In what is a slight to the over a million South African healthcare workers who have battled valiantly against the Covid-19 pandemic under difficult circumstances, President Cyril Ramaphosa announced last night that his Cabinet approved the nomination of the Cuban Medical Brigade for a Nobel Peace Prize for 2021.
This is truly bizarre at best and a great insult to South African healthcare workers at worst. No one will ever argue that we cannot express gratitude to international partners who have assisted the country in this journey, but that surely cannot be done by overlooking the monumental sacrifice done by our healthcare workers under impossible conditions.
It is for this reason that the Democratic Alliance (DA) will submit its own application to the Nobel Foundation for consideration for 2022 since this year’s nominations have closed. The motivation for this nomination will be clear:
- South African healthcare workers have been fighting valiantly against this pandemic in the front lines for almost a year next month;
- This has been done under difficult circumstances of a broken health system that is characterized by staff shortages, inadequate infrastructure and poor governance systems in many provinces;
- Many healthcare workers have not received a salary increase due to the fiscal cliff South Africa finds itself in as a direct result of poor management of the economy;
- Many were scrambling for Personal Protective Equipment (PPE) at the height of the Covid-19 pandemic while government struggled to secure supplies to protect them;
- Hundreds of healthcare workers have lost their lives to this virus while selflessly serving their country and thousands have been infected and still went back to serve on the frontlines;
- Healthcare workers are still working tirelessly through the various peaks of infections at a great personal cost to them even in the face of a sluggish vaccine rollout programme from their government.

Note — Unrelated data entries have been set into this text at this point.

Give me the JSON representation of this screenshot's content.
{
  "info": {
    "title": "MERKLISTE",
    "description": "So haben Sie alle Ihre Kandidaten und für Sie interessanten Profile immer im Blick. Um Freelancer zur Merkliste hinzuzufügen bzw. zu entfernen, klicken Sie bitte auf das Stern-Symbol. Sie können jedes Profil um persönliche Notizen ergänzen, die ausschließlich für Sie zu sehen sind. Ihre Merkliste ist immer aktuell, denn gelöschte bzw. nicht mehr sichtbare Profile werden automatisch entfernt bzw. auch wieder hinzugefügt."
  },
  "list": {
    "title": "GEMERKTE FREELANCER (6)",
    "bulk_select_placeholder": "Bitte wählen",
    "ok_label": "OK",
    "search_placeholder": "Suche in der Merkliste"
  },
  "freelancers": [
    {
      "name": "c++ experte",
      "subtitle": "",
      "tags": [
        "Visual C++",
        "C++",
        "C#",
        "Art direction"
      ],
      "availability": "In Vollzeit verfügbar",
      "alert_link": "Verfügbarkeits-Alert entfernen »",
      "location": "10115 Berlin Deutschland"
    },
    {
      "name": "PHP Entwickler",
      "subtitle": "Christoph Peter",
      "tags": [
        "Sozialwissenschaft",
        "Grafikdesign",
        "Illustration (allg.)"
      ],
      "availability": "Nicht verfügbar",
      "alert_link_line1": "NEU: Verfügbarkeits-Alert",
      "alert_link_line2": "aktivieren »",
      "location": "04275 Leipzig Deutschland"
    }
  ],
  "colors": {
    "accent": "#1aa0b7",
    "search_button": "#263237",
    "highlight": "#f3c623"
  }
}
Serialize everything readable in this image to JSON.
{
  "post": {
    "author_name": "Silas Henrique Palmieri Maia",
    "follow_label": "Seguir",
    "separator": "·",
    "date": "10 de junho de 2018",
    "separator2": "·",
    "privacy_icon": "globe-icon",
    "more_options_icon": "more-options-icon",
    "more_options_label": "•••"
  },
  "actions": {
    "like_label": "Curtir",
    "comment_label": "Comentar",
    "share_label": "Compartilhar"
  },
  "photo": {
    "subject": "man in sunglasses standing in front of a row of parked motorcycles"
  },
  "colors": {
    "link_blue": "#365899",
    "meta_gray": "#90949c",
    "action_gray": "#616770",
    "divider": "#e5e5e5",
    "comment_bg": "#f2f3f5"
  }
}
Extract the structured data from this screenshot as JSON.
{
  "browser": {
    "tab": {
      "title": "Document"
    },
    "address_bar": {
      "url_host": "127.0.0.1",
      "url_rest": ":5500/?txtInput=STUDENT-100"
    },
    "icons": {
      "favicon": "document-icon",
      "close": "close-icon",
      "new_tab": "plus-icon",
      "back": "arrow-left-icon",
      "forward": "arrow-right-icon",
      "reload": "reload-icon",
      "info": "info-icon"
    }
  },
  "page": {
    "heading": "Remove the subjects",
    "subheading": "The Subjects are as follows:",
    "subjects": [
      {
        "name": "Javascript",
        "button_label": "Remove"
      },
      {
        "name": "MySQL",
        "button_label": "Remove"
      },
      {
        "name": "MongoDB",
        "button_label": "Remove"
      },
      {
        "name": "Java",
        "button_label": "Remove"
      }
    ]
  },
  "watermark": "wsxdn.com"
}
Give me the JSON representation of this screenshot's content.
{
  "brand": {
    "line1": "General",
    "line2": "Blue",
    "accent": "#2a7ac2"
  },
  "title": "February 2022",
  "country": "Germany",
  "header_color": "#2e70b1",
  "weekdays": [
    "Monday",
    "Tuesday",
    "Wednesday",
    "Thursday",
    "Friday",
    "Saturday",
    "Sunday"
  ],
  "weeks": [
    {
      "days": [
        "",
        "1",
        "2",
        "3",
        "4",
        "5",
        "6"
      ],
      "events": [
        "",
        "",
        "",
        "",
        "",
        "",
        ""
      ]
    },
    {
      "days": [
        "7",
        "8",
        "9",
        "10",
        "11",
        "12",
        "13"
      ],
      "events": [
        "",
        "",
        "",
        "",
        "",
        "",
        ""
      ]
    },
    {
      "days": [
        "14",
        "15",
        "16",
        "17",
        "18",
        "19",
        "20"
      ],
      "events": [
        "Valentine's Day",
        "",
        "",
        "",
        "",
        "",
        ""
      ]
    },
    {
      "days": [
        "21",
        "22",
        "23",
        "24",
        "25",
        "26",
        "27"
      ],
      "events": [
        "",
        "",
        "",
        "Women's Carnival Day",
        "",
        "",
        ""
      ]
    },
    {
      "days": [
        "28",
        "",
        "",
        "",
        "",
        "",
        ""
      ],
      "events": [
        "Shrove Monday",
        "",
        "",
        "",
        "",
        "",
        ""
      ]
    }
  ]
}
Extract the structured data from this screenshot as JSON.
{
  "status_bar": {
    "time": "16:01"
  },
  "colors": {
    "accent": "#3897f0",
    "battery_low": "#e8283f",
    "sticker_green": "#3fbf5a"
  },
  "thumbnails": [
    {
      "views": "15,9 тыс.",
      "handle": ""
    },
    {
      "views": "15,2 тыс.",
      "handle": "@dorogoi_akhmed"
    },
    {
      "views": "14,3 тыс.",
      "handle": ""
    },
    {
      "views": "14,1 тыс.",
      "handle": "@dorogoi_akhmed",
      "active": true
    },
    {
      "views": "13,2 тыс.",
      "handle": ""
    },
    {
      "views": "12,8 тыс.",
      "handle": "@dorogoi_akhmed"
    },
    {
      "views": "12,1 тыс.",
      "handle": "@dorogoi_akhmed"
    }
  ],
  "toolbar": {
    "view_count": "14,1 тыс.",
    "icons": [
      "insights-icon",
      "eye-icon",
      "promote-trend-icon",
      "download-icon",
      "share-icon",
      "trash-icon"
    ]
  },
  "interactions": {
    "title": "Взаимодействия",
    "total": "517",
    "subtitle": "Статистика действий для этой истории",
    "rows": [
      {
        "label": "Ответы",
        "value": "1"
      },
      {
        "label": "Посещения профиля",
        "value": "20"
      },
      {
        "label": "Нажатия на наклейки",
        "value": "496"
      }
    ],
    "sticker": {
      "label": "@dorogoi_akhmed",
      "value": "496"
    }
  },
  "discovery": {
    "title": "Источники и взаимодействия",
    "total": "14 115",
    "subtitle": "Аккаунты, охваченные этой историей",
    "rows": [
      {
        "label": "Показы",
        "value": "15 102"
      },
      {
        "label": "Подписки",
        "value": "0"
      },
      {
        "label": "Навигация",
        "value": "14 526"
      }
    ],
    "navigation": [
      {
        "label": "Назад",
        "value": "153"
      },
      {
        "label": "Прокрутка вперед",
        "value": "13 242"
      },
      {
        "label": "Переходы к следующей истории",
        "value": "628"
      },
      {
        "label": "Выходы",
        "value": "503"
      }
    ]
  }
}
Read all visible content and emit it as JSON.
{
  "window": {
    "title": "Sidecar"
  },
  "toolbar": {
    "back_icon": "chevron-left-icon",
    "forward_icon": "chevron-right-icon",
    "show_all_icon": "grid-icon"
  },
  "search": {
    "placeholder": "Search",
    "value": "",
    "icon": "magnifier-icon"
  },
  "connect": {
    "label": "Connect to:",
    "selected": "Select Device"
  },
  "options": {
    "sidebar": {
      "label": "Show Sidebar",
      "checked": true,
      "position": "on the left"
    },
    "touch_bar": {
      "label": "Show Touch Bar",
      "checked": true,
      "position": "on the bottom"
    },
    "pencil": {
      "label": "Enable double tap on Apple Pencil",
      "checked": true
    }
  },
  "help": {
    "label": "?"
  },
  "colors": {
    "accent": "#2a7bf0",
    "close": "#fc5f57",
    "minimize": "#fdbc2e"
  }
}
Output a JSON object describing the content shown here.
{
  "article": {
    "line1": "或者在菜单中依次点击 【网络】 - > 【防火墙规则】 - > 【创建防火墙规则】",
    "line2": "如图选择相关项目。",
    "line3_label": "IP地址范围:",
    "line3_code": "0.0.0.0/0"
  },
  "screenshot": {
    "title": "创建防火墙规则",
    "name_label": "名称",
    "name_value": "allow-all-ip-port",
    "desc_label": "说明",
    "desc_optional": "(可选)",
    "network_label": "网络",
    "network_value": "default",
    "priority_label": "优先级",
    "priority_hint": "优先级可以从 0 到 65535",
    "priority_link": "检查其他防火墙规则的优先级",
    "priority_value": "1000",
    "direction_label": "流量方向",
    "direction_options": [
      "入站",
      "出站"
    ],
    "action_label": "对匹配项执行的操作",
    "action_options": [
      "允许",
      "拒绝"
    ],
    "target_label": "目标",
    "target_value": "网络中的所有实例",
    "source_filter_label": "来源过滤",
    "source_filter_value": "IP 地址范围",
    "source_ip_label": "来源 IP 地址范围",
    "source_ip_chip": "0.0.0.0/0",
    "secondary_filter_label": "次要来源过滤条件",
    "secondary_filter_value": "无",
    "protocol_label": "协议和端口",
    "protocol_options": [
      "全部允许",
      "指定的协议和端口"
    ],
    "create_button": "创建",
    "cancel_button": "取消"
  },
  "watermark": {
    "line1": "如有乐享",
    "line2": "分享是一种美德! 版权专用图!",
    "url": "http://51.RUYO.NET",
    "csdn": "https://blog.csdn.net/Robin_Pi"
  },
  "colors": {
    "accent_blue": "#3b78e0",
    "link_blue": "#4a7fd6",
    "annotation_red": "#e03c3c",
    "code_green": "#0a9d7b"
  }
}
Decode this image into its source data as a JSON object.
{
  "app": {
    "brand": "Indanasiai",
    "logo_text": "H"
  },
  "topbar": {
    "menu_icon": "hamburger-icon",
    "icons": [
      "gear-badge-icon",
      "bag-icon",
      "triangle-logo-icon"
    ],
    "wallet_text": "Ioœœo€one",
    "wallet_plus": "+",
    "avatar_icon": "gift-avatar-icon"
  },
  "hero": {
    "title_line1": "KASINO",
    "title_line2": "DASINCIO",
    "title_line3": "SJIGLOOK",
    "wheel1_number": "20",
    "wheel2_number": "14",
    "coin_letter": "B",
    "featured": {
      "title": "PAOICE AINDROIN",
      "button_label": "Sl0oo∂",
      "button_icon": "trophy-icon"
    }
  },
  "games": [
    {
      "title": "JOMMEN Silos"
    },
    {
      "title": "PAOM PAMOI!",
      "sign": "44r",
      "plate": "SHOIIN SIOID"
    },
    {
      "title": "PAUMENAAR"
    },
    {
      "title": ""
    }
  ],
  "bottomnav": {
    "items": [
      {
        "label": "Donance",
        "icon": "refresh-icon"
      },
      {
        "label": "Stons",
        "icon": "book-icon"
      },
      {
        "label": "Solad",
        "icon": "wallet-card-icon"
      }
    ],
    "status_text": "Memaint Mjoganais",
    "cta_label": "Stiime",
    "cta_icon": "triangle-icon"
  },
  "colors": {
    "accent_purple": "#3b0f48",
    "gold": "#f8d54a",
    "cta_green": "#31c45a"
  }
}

It is unthinkable that this great sacrifice would be ignored and there would be disproportionate recognition given to the Cuban Medical Brigade which was contracted to South Africa at the tune of almost R240 million for a year. The efficacy of this deployment is yet to be proven in the greater scheme of the country’s fight against Covid-19. Yet, the very people who have stitched together our broken healthcare system have simply been given platitudes to show our gratitude as a country.
According to the statutes of the Nobel Foundation members of national assemblies may nominate those deserving of this great recognition. We are of the view that all healthcare workers can be grouped together as has been done in the past to have this prestigious award given to them from a country that could never mount a decent response to this pandemic were it not for them.
The last South Africans to be awarded this prize were former Presidents Nelson Mandela and FW De Klerk. Since then, many groups have been awarded the prize. There can be no more deserving recipients that our very own healthcare workers without whom thousands more could have lost their lives.